So the Bulenese want the Bali Dog and the Balinese want the breed dog. On the surface of things it would appear to be a simple transference of preference in regard to new and old. However nothing is ever simple when it comes to what resonates in the human psyche.
For those foreigners who get hooked on Island Bali, the Bali Dog appears to represent a direct embodiment of that initial full blown waft of welcoming incense, mixed in with rhythmic gamelan tones, all of it wrapped up in an ancient four legged feral friend. It really is that simple for those of that ilk, those crazy connected souls who feel the pull of a humid homeland, a coming home belief that maybe they were of some Eastern lineage in a previous incarnation. A tiredness of first world glam and sham appears to create a yearning for a hairless and furless developing world reality, maybe.

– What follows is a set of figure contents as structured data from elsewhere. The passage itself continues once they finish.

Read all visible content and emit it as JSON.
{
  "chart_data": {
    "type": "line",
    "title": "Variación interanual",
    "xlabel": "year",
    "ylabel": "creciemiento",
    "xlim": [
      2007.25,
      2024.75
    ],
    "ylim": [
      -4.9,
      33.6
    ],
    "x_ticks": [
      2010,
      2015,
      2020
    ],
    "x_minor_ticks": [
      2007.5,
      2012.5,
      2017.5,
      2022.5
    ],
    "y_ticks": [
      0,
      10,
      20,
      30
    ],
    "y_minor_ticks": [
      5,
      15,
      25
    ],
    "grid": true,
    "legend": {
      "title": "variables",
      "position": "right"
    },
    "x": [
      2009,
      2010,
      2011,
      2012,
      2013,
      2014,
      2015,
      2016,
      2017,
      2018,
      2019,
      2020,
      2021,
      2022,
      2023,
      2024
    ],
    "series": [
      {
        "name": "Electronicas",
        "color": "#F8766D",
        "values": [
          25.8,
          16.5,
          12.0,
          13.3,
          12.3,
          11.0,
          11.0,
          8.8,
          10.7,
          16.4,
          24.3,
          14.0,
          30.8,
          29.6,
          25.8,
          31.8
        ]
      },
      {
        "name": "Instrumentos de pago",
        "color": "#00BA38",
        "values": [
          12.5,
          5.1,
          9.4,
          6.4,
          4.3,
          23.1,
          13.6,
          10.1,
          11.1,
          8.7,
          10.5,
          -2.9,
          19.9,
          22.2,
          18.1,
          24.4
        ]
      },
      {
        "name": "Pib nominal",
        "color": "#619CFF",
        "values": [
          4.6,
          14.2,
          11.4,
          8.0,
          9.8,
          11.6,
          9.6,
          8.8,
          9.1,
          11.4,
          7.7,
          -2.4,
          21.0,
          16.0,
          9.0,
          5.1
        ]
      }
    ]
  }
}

For the Balinese it would appear to be even simpler, having lived for millennia with the ancient and ordered ways, glam and sham land have been welcomed, voraciously wanted and needed. Foreign breed dogs are the inevitable extension of everything beautiful and valuable, of course. A mangy street mutt is no competition to an exotic Siberian Husky, a barking beast is not nearly as endearing as a pampered Pomeranian and a rabies ridden rat catcher is no match for a luscious Labradoodle.
So, as preference and understanding collide, as culture and upbringing face off and as opposing mentalities merge, there appears to be little negotiation between the psychology of new and old.